Historical novels tend to be a bit longer than contemporaries, as they are more likely to be epics or sagas (which are over 110,000 words). Young Adult novels tend to be shorter than adult novels, so between 45,000 and 80,000 words, although they can go up to 100,000 words. Middle Grade can be anything from 20,000 to 50,000 words or more, but average around 35,000 words.

There are always going to be exceptions. Elizabeth Kostova’s debut novel, The Historian, is 240,000 words. George RR Martin’s Song of Fire and Ice books are a similar length, but he had already published several standard-length novels, so had a track record of sales to build on. And if you are going for a longer novel, make sure you are telling more story, not just adding more words. The last two 450-page novels I read could have told the story more effectively using fewer words (and has turned one of those authors from a must-buy to a don’t-bother for me).

As a first-time author, the advice is always going to be to take as many words as you need to tell the story, but count on being the rule, not the exception, and keep within the general word count limits for your genre and target market.

Paper costs money, so the longer your book, the less likely a publisher will pick it up (or, should you choose to self-publish, the less likely you will be able to sell paperbacks profitably). Equally, don’t go too short. Readers get annoyed paying what they consider to be full price for an ebook only to find out it’s little longer than a short story.
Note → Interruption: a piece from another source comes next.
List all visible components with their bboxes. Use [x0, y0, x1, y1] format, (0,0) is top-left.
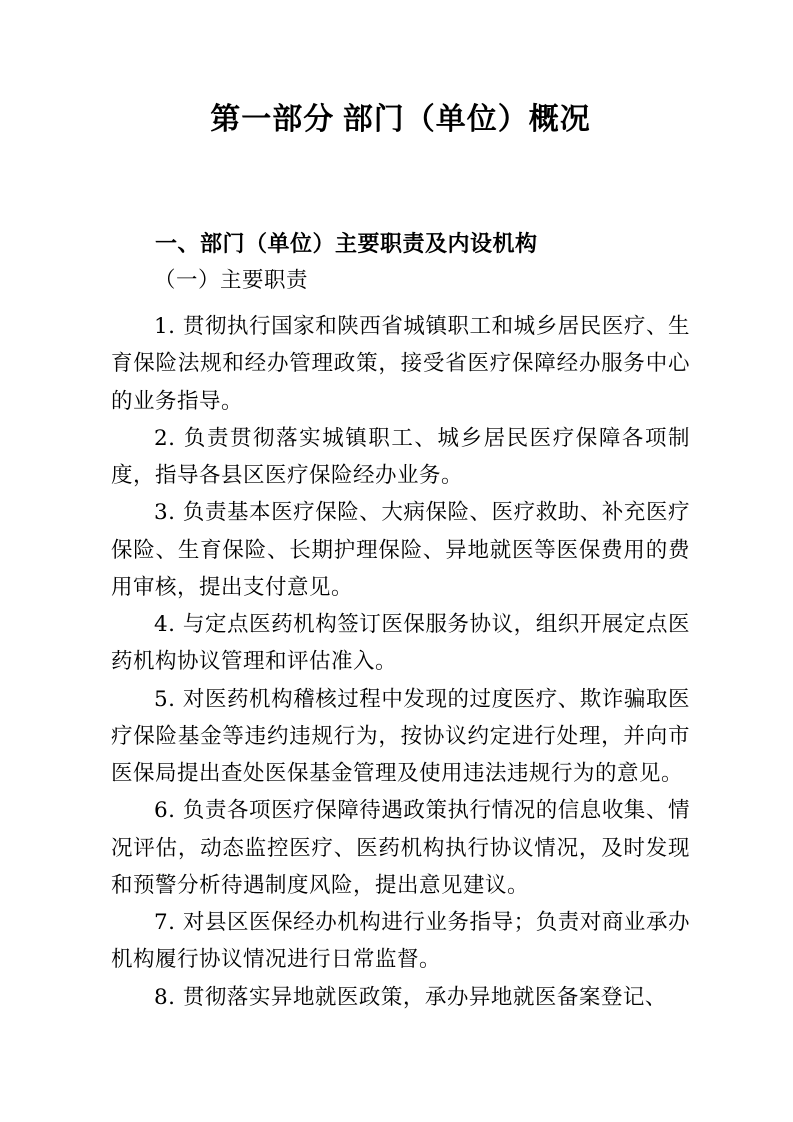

For reference, anything shorter than 40,000 words isn’t a novel. The Science Fiction and Fantasy Writers of America Nebula awards dictate that novellas are around 17,500 to 40,000 words, between 7,500 and 17,500 words is a novelette, and below 7,500 words is a short story. Between 100 and 1,000 words is flash fiction (the kind often included in magazines), and a story that is exactly 100 words long is a drabble. Really.

Calculating Word Count

In the distant past, before the invention of the word processor with the automatic word count, there used to be great debate about how to calculate word count. After all, no one actually wanted to count each and every word, so it was agreed that the average double-spaced typewritten page was 250 words (25 lines at an average of 10 words per line).

That formula worked on a typewriter or when using Courier font in a word processor, but now we have multiple fonts to annoy people with, all of which take up different amounts of space on the page. But it doesn’t matter. We have Microsoft Word and the automatic word count feature.

Older versions of Microsoft Word would calculate word count differently depending on the font: Word 2010 is more sophisticated and gives the same word count regardless of font. Is the word count correct? I don’t know, and I don’t much care. It’s not as though I (or anyone else) is actually going to count the individual words. The word count from Word is good enough unless your agent or publisher wants you to use a different method (in which case, listen to them).

A couple of hints: in Word 2010, an American ellipsis ( . . . ) is three words, while an Australian ellipsis (… using three full stops or … using Alt-0133) is only one word. And * * * in your scene breaks adds three words with each new scene. If your word count is getting too high, cut the pretty scene break markers.

How long is your book? What do you think of these guidelines?